November 09, 2005

The Intermediators: DialAbroad

This is the first of a trio of little articles on people intermediating telephony in different ways to add value and bypass traditional toll charges.

There are many providers of cheap dialling service in the UK. The windows of local ethnic shops are covered in adverts for them. It isn’t an exaggeration to say that London is the dominant hub of intercontinental traffic exchange in this hemisphere. Calls are very, very cheap. I can call people in the US for less than the usual intra-US long distance call rates. National calls are cheap, too. For instance the 18866 access code gives you unlimited UK landline calls for a 3p (about 5¢) flat connection charge. No metered calls, unless you really like paying.

So if you’re going to stand out from the crowd, you’d better be good.

What attracted me to DialAbroad was its unique unbundling of the telecom business model, and their blending of wireline and wireless toll re-intermediation.

To obtain credit they use reverse premium SMS, where you text a string to a short code number and are dinged a few pounds by your cellular operator. The cellco takes a cut, and passes on the bulk to the partner. This becomes your credit balance, nominally the same amount as you were charged. You then dial the access number, dial a PIN (if not from your cell phone), and drain down your credit balance. In additional you use minutes at the usual rate (i.e. virtually free on landlines, and cheap inclusive ones on mobile).

This is different from many of the other cheap dialling plans. They either rely on direct regulatory mandate to get access (such as the 18866 example), or directly piggy-back on mid-rate tolled calls like 0870 numbers that offer revenue share. In this latter case, you might be paying 15p/minute to call an 0870 number, 4p/minute goes to the partner, and 2p/minute is used to pay for international call termination, leaving a small profit for the partner.

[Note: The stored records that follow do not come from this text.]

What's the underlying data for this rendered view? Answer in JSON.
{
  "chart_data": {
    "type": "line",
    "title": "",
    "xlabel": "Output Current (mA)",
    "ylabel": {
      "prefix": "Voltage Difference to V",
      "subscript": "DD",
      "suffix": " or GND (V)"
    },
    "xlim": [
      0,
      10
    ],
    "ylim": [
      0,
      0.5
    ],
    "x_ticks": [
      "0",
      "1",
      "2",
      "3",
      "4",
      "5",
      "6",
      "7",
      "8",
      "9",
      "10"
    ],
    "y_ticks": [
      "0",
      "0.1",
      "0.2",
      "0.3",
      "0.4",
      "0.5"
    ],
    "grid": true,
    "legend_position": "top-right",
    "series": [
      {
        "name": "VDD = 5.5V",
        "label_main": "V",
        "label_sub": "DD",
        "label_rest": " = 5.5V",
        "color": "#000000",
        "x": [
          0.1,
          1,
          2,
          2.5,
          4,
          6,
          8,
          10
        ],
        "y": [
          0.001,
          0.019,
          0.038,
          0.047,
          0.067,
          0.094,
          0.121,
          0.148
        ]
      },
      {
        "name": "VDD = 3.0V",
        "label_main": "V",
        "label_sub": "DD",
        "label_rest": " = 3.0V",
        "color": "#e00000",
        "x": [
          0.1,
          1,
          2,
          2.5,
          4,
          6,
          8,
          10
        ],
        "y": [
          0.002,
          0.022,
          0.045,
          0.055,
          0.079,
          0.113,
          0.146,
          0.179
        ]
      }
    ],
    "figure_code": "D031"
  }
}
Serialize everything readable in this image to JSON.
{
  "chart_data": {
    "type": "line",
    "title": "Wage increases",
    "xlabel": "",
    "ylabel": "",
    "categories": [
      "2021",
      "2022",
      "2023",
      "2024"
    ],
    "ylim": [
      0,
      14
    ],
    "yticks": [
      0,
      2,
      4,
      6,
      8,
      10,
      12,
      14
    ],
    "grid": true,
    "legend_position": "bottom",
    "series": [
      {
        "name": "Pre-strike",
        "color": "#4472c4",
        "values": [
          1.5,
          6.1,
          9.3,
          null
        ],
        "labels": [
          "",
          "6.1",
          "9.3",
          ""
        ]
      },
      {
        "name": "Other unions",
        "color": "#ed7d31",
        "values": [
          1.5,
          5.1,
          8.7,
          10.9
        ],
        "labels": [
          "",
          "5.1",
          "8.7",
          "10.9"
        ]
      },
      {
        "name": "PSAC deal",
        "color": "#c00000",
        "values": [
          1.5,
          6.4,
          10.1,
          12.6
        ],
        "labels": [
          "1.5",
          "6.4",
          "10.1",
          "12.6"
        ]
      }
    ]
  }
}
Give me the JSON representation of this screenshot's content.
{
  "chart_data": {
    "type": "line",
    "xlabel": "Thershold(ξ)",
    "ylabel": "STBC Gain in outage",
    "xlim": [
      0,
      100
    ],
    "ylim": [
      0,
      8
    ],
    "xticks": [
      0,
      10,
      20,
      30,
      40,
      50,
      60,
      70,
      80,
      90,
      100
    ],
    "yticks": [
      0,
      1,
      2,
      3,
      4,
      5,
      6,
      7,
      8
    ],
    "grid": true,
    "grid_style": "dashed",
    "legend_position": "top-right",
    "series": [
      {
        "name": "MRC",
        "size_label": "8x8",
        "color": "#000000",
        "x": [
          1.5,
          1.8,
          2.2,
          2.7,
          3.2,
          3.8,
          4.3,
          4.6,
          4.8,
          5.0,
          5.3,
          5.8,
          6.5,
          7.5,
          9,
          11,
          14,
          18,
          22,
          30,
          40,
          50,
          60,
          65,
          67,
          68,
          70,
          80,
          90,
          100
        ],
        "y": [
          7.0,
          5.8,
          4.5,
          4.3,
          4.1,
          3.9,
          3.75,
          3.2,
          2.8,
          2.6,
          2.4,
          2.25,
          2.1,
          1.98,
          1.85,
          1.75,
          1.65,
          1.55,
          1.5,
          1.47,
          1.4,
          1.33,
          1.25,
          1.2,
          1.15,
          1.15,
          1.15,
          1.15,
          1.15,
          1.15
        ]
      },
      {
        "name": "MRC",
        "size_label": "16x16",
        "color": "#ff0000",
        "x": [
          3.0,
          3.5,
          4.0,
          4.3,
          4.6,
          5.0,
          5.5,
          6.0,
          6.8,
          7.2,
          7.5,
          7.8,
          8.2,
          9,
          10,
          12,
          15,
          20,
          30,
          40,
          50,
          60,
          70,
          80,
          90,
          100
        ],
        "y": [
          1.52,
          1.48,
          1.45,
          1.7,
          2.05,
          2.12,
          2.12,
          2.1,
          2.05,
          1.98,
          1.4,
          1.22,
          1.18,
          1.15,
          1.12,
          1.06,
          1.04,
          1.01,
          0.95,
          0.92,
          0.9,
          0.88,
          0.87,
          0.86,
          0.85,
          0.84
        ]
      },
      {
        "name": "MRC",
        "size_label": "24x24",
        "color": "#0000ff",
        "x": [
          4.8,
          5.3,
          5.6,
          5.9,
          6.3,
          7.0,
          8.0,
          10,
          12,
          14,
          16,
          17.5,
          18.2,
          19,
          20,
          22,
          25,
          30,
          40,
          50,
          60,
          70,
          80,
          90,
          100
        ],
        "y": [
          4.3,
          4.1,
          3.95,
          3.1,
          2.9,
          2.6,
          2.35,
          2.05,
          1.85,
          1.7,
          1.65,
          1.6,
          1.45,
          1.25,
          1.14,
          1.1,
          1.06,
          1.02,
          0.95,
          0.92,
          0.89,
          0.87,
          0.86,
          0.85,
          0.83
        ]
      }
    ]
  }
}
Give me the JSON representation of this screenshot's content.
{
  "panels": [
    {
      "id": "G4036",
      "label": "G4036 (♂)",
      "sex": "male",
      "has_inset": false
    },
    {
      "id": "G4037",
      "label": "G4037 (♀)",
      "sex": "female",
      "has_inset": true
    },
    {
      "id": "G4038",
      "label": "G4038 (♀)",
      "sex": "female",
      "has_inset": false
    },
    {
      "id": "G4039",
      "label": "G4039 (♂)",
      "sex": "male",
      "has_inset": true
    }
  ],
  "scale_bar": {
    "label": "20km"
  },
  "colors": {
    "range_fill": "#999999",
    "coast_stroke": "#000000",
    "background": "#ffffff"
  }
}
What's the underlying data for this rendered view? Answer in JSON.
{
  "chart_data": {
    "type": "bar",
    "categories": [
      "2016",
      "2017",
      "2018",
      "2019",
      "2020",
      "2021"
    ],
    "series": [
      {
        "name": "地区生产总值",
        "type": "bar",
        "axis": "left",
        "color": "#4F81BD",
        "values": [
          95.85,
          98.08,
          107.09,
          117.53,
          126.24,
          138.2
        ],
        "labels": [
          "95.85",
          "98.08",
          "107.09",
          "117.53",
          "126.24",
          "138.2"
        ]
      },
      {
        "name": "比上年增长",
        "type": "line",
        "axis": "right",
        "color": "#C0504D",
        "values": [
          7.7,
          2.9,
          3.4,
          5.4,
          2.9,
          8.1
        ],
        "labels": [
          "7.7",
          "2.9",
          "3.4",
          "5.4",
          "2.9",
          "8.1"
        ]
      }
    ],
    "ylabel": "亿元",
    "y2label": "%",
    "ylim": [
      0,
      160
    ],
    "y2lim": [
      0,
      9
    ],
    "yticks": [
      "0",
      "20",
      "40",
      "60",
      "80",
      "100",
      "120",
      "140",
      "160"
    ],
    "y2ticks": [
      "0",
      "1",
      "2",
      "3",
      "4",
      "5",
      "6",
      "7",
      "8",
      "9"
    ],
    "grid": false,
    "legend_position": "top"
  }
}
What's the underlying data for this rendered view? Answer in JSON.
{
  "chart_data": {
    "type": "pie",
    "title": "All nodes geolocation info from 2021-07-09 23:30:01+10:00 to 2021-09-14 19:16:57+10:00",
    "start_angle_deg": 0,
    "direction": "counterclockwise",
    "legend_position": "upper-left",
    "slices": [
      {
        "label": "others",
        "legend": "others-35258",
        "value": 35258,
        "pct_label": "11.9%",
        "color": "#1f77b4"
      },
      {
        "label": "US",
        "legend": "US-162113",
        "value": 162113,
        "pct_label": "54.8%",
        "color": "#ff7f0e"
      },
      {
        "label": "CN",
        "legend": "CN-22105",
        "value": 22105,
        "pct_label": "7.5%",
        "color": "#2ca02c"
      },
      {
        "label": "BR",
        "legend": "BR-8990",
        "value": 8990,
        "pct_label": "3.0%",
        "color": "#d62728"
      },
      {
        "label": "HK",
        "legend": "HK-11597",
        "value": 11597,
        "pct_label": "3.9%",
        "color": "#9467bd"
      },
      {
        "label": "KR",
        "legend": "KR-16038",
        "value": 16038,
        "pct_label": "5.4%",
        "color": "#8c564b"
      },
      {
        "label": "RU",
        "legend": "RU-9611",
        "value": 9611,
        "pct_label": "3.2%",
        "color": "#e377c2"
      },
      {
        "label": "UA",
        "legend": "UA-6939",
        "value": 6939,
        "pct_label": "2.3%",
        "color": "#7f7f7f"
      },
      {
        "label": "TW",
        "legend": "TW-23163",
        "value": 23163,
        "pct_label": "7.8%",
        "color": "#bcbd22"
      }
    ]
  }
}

The advantage of the DialAbroad way is that mobile users are calling a standard number which can be part of heir inclusive minutes, whereas whacky numbers like 0870 aren’t inclusive and are often charged at high rates.

I don’t normally use any of these services — I don’t make enough non-Skype calls for it ever to be worth my while shopping around! But for your benefit, dead reader, I spent my £3 and made a test call to my US SkypeIn number. It works!

So as an example of the different functions of an operator being separated and re-mixed, I can’t find a better case. Payment and access separated and re-modelled. A brilliant arbitrage play, if only subtly different from the bog-standard norm.

So I contacted one of the founders, Chris Smith, for an interview to find out more.

Telepocalypse: What difficulties have you encountered in getting your business set up?

Chris Smith: The main difficulty was largely a technical one; how to integrate an incoming and outgoing facility into one account to try and reduce roaming charges. The amount of research and development was vastly in excess of what we had originally expected.

T: Have the telcos or regulators put up and barriers in your way?

CS: Not yet! We did carry out some preliminary talks with OFCOM [the UK regulator] to check that our position was secure and that the mobile operators could not simply deny access to our service, and were told in no uncertain terms that OFCOM only really deals with BT and competition issues related to BT.

T: Do you think that the telcos will restructure their international call pricing as a result of your service?

CS: Undoubtedly, yes. The industry generally is moving away from voice to data to maintain AMPU in the realisation that voice margins are going to be cut to the bare bones in the wake of competition anyway. The cost of roaming data is certainly going to be the next point of attack for us - currently you could find yourself paying up to £10/mb when travelling abroad.

T: What about your customer base or business has surprised you most?

CS: We were surprised that our customer base is made up mainly of normal people, not the early adopters and technophiles that we expected. It seems that almost everybody is aware of the prohibitive cost of roaming and now they have a comprehensive solution.

T: How do you see the future for businesses like yours 2-3 years out from now?

CS: Telecoms changes very quickly so it is hard to predict. Clearly the mobile operators will respond and price will once again be the key driver - we feel we have a very robust business model and pricing structure and intend to compete with the big 4 for some time to come.

So in conclusion, whilst DialAbroad is hardly going to lead the Voice2.0 charge, it renders the carrier into separate “dumb payment service” and access pipe. And it’s an interesting example of the 2rd law of telecom: for every toll booth, there is an equal and opposite bypass. Many thanks to Chris for sparing the time to talk. I wonder if any of the telcos will take the hint and realise that all those CRM systems, billing engines and retail outlets make them look rather like banks? Who said you needed to make money moving bits when you can do it moving money?